Closed liketurbo closed 2 years ago
I'm ready to implement this project myself in 6 weeks after the project is approved.
I think that for 90% of projects it's OK to go with HTTP API approach, besides that you can run your own copy of toncenter if public one is not enough for you.
The second option's major drawback is that you need to trust the Liteserver you're connecting to.
That's not true if you use tonlib it checks merkle proofs of responses from liteservers. However some other methods of interacting with litestervers such as ton-lite-client for Node.js is not checking proofs yet and it would be better to put effort on fixing that.
The second option's major drawback is that you need to trust the Liteserver you're connecting to.
@Naltox By that I meant the case when Liteserver goes down and your app depends on it.
...besides that you can run your own copy of toncenter if public one is not enough for you
@Naltox Yes you can, but that approach has some hardware requirements
I think that for 90% of projects it's OK to go with HTTP API approach...
I don't know how got 90%, but for my recent project it was not enough and I always hit the rate limit.

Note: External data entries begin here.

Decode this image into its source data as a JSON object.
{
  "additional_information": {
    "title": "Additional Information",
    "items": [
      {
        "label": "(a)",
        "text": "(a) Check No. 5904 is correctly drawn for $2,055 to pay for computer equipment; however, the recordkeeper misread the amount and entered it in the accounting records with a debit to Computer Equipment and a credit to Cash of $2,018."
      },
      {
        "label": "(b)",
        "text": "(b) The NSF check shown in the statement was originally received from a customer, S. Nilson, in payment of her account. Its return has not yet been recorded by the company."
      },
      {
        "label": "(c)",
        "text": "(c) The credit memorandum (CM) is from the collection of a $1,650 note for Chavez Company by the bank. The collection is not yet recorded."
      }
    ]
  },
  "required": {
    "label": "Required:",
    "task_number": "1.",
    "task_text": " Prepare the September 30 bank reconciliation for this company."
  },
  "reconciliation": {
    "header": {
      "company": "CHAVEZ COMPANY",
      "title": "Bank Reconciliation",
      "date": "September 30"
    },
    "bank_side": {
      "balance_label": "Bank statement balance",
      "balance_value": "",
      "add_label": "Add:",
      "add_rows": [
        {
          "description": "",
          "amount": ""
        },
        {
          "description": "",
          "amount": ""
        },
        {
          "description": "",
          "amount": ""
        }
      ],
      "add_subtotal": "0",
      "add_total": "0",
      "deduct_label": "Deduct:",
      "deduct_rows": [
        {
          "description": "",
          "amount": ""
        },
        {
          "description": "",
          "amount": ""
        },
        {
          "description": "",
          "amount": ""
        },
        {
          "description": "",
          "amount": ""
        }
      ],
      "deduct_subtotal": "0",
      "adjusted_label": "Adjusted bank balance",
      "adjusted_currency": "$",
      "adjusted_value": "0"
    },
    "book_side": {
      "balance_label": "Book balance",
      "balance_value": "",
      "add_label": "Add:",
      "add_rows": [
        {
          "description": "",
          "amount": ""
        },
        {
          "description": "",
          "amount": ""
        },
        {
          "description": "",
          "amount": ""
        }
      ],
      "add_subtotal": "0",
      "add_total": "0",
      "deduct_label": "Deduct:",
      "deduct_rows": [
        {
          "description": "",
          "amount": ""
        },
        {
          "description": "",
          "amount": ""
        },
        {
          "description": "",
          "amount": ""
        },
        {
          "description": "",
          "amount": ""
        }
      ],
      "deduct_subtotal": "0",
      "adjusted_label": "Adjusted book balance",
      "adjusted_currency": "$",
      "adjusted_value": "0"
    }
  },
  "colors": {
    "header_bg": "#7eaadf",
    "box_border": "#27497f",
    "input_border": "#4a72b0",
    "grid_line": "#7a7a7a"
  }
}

I think that for 90% of projects it's OK to go with HTTP API approach...
I don't know how got 90%, but for my recent project it was not enough and I always hit the rate limit.
I'd rather pay for AWS S3 and have production ready app, than handling rate limit (and issues that comes with that) and explaining to my client why the app has some certain limitations.
I think that the project definition is very unclear and assumes that we know what elements the NEAR Lake Indexer is indexing. We don't and I don't think NEAR is close enough to TON that the comparison is useful.
What I don’t understand is what sort of data is being indexed. Is it just taking existing data that TON full nodes are already indexing (like block headers) and making this available?
Or is it indexing new connections, for example which Jettons/NFT are held by which account? This is a much more difficult task since this data is not indexed "natively" by a full node and requires to parse all blocks during sync to create new indexes from scratch.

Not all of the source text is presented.